Grace Lee Boggs, whom we have written about before, was interviewed today on Democracy Now (a site full of interesting comments on change and the new president).**  She said she noticed that Obama looked more somber today than she had ever before seen him look.  She expressed concern about the great burden now placed on ‘that family,’ and thought the country must work to ensure his success.  One thing we can do is to work to improve our communities, she mentioned.

I couldn’t find a transcript on the site today of her exchange with Alice Walker, but let me recommend the thought to all.  The transcript may well be there tomorrow.

**In case you are tracking our posts, this was a short bit right before they ended and I turned, sigh, to Prager.

“He’s been to too many universities,” says Dennis Prager.

I was teaching right after the inauguration and missed the  commentary on NPR and Pacifica, really the only liberal stations in my red state.  And commentary can be such fun to listen to.  So driving home I thought I’d turn to another talk show, just to hear what was being said.  Sad to say, I turned on Dennis Prager,  yet again!  One of the people with whom, one hopes, the country is fed up. 

So what’s so bad about Obama’s thought that Prager is saying he went to too many universities?  Well, the first thing he lit on was this line:

 Our security emanates from the justness of our cause; the force of our example; the tempering qualities of humility and restraint.
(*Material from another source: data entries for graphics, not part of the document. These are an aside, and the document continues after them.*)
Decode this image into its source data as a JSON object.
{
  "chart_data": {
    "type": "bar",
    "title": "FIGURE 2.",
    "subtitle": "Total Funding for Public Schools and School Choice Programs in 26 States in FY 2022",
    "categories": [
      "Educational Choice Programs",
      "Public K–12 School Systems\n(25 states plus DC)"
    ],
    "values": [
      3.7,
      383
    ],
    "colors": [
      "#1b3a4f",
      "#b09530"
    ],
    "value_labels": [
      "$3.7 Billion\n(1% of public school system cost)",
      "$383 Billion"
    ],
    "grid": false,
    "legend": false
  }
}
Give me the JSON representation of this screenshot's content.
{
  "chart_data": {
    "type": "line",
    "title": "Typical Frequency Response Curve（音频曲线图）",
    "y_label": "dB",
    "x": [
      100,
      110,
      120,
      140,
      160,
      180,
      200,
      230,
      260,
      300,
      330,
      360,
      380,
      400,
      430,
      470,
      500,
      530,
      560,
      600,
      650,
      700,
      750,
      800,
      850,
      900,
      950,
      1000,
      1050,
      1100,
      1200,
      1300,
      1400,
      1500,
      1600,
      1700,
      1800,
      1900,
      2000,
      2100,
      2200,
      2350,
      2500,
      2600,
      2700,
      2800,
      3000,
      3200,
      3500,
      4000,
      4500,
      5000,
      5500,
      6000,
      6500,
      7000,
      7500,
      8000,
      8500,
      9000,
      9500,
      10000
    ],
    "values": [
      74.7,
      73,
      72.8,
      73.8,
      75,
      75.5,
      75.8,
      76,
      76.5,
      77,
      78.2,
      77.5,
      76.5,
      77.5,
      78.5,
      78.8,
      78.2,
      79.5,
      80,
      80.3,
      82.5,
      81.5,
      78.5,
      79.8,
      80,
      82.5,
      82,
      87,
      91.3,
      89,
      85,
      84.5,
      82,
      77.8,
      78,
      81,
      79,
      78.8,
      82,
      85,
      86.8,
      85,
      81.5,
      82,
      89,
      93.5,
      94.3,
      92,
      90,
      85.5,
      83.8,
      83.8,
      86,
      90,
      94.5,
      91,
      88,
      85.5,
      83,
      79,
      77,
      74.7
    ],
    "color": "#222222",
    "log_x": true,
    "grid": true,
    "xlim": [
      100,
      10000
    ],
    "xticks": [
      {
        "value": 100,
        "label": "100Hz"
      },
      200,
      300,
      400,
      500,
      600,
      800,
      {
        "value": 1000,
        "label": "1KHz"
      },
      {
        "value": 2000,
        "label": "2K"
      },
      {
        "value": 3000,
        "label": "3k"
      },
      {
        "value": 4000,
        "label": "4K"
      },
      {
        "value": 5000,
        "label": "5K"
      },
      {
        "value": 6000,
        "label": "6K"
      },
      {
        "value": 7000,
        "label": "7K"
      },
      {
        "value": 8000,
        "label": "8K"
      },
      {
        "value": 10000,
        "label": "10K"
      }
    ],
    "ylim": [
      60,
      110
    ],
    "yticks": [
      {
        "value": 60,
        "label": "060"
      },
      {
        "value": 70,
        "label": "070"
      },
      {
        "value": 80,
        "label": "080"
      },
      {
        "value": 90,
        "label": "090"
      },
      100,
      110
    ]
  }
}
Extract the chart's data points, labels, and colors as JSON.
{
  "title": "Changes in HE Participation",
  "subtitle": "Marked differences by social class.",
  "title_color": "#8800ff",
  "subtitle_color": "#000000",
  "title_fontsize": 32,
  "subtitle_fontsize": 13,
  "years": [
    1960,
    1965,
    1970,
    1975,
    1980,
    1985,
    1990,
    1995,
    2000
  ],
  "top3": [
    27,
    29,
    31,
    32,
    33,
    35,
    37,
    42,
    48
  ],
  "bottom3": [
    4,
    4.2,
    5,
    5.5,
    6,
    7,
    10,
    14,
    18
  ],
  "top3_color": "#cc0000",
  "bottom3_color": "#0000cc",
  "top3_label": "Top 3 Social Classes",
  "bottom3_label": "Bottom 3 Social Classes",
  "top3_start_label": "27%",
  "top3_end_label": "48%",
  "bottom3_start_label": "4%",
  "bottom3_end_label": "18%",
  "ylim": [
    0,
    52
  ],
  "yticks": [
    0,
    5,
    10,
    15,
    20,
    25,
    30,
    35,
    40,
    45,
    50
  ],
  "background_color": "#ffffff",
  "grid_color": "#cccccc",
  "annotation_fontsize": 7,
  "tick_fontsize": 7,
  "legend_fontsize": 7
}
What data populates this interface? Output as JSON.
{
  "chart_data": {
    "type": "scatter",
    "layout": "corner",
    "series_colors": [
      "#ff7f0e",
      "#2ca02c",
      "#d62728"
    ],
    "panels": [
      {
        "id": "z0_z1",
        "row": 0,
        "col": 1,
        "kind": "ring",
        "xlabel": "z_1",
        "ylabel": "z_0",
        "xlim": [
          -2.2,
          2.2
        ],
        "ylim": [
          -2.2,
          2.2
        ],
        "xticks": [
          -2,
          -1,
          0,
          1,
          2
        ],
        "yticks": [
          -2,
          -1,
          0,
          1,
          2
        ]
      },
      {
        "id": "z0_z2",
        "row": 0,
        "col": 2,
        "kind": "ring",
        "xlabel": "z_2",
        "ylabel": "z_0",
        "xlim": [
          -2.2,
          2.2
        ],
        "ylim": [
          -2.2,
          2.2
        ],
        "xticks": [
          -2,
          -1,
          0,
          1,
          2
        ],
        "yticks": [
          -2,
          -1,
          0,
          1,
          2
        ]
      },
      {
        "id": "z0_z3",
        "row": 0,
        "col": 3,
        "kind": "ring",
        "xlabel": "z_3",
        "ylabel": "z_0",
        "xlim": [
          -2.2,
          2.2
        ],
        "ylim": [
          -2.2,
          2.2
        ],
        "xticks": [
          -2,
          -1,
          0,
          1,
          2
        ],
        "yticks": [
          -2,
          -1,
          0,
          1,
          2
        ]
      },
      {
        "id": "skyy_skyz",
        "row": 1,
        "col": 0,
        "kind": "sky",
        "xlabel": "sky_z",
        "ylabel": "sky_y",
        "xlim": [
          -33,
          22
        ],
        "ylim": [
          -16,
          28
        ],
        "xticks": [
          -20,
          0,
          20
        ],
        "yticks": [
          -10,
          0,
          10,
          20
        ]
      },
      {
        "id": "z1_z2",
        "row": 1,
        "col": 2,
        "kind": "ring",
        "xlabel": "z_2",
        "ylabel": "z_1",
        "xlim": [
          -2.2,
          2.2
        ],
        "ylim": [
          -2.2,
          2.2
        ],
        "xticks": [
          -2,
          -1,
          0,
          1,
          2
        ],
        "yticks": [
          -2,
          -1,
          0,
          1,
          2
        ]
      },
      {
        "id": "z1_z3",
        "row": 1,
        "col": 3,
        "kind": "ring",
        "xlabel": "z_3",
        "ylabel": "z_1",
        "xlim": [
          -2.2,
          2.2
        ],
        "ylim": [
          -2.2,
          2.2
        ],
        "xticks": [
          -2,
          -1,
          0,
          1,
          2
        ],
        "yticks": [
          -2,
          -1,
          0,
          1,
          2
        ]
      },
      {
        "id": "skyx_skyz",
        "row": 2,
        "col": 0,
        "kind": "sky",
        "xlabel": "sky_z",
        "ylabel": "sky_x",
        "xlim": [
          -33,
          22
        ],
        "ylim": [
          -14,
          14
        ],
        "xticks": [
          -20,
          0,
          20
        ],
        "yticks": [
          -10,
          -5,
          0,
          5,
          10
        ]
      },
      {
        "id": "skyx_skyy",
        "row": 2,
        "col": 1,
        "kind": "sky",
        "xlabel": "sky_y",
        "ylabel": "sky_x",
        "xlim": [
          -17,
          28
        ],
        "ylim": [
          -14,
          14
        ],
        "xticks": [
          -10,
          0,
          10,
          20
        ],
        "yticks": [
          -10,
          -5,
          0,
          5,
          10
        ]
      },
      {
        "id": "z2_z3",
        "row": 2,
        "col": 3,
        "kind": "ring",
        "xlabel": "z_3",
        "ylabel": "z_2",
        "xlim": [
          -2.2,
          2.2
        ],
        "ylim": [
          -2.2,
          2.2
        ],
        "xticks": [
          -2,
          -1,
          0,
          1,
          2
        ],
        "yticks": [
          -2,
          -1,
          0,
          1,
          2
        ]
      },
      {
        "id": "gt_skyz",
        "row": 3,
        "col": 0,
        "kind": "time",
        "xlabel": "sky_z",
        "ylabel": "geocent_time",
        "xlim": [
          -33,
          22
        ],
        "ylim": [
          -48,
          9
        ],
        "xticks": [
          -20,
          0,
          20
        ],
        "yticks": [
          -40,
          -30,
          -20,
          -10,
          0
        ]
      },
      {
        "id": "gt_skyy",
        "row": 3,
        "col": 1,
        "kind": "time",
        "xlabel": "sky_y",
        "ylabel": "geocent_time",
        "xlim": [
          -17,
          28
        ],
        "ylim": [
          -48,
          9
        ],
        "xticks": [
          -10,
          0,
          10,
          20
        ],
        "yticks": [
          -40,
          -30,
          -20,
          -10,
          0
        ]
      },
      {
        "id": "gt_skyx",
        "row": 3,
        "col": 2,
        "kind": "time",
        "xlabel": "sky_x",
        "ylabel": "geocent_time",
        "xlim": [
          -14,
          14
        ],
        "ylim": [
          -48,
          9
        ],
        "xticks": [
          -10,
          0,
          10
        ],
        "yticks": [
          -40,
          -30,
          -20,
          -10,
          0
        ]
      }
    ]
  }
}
Honestly, what followed was unfortunate.  Prager argued that only liberals, who are supposedly all totally out of touch with political reality, would believe that having a just cause makes one secure.  Now actually, there is something to be said for his criticism, since, as we know, people with just causes may end up being killed by people  in their own society or by invaders.  What’s unfortunate  is that Prager took it out of the context Obama put the statement in; namely,

They [earlier generations] understood that our power alone cannot protect us, nor does it entitle us to do as we please. Instead, they knew that our power grows through its prudent use. Our security emanates from the justness of our cause; the force of our example; the tempering qualities of humility and restraint.

That is, among other things, it is very risky for the US to continue to act like a rogue state, engaging in highly unethical practices, disregarding international law, and ignoring the wisdom and historical lessons of other countries.   To put it in critical reasoning terms, Obama is saying that power may be necessary but it is not sufficient because  justice is also necessary (presumably in the long term, since a bully can win for a day).  Prager takes Obama to say that justice is sufficient and power is not necessary, which is very different.

But now what about the people who listen to Prager, a conservative and supposedly highly  respected radio show host and lecturer, and who are encouraged to think there’s an ‘overeducated’ nitwit in the presidency?  Is that Prager’s idea of making the nation more secure? 

I think there are very serious questions to be asked about whether there’s some way to stop the nonsense  these populist conservatives people put into people’s minds.  They’re at it all the time, and there seem to be  no  constraints at all on what they’ll say.   Surely something short of unconstitutionally restricting free speech can be done.